Ed è dalle tenebre e nelle tenebre che troviamo la nostra casa, che il nostro sguardo trova nuova forza e possiamo…vedere.

E sono davvero così crudeli questi mostri creati dall’abilità della regina del gotico?

O sono meno terrificanti di esseri perfettibili che sporcano ogni istante la propria anima? Il mostro è quello che deve essere.

Non mente.

Non illude.

Non seduce.

Esiste.

E nella sua esistenza si nutre di noi e ci trascina con sé nella sua casa in fondo agli abissi.

E in fondo noi sappiamo che quel nostro camminare irto di difficoltà trova finalmente una destinazione.

In un hotel traballante, dalle pareti incrostate, ma in cui possiamo riposarci dal troppo peregrinare senza una meta.

E così questo libro cosi ferino, così istintivo, diverso dal capolavoro acclamato di miseri resti sepolti, affascina ancora di più.

Entra dentro l’anima.

Scorre con il sangue e canta la sua oscura e tetra canzone, fatta di note stonate e di quella sottile poesia che colora di bellezza la scrittura di Miriam.

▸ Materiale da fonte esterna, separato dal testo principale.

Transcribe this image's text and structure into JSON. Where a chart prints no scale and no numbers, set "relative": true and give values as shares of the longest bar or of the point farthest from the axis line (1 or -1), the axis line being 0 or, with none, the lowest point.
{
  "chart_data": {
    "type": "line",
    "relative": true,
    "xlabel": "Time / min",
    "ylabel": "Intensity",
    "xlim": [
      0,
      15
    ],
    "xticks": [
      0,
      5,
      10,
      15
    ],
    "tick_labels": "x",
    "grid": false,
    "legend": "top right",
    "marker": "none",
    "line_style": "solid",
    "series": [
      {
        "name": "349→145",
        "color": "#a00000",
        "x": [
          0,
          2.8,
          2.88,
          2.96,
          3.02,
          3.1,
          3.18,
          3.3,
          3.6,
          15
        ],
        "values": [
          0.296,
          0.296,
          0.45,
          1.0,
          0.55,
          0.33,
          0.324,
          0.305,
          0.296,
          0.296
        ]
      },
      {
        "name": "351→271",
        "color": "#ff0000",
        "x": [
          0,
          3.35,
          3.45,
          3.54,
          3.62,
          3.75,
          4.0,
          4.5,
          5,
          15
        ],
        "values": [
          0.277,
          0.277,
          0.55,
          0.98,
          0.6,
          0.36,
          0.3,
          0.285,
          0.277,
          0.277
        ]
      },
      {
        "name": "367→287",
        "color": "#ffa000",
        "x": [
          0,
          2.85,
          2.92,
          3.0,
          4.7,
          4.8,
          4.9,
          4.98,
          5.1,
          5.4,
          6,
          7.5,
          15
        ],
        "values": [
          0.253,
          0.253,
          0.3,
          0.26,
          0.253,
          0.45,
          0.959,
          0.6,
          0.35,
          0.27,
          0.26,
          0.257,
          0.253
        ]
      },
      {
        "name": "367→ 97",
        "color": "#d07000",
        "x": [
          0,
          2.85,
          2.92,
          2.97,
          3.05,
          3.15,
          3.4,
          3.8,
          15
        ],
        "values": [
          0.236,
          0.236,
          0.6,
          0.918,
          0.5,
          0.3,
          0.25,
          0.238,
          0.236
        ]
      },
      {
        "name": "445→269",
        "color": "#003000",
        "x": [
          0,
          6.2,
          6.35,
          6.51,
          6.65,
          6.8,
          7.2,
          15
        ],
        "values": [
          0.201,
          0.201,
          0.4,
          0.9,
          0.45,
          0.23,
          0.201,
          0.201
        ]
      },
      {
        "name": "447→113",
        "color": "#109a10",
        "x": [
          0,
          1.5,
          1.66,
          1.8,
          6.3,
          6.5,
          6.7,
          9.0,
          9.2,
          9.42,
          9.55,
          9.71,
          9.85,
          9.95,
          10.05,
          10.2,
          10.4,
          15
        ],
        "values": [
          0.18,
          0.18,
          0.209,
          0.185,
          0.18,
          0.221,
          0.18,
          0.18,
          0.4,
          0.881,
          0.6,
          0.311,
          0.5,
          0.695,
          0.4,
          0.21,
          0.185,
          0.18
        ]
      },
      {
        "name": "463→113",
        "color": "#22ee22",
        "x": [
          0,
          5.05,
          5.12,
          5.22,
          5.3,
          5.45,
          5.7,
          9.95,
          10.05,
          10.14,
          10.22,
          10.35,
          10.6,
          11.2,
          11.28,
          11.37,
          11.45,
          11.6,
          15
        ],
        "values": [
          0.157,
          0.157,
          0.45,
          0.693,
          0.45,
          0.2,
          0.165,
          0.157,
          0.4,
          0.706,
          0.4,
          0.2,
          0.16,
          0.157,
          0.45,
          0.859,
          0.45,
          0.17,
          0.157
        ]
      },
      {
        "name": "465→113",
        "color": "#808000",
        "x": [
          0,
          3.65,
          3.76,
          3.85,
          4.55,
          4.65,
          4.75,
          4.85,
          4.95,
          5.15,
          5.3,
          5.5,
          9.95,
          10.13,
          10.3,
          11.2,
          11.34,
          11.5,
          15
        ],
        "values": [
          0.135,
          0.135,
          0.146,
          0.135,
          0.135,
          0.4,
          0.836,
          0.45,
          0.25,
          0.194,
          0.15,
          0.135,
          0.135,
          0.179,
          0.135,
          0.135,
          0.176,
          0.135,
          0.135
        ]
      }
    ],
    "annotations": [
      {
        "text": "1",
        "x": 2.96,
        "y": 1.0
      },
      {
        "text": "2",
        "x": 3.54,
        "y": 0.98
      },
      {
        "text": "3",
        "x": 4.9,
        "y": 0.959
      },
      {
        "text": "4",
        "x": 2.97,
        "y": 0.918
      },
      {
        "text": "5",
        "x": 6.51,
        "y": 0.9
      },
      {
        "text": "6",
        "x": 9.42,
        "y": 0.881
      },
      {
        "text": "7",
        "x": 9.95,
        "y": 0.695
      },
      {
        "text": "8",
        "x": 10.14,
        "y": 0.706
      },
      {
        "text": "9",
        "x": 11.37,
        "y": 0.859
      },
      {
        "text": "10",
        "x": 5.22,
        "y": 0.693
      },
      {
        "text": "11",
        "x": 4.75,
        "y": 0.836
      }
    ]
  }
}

E così ancora una volta la nostra oscura regina diventa in fondo la custode di impulsi segreti e sa che dalle sue tenebre sale una dolorosa verità: in fondo, il momento in cui ogni suo protagonista vive è nell’incontro con l’occulto, anche nella sua spaventosa forma.

Per il resto siamo eterni dormienti.

Eterni negazionisti di un’ anima composita che divide con i demoni la sua leggiadria.

Metà angeli e metà creature oscure, che hanno bisogno di essere abbracciate.

Anche se le loro mani sono unghie affilate.

E feriscono la pelle.

E con quel sangue che scorre, la Palombi scriverà di nuovo il suo canto antico, che saprà di vita e di morte, di bello e di orrendo.

In fondo saprà davvero di noi.

Non più costretti a indossarle le maschere e liberi di abbracciare la tenebra da troppo tempo rinnegata.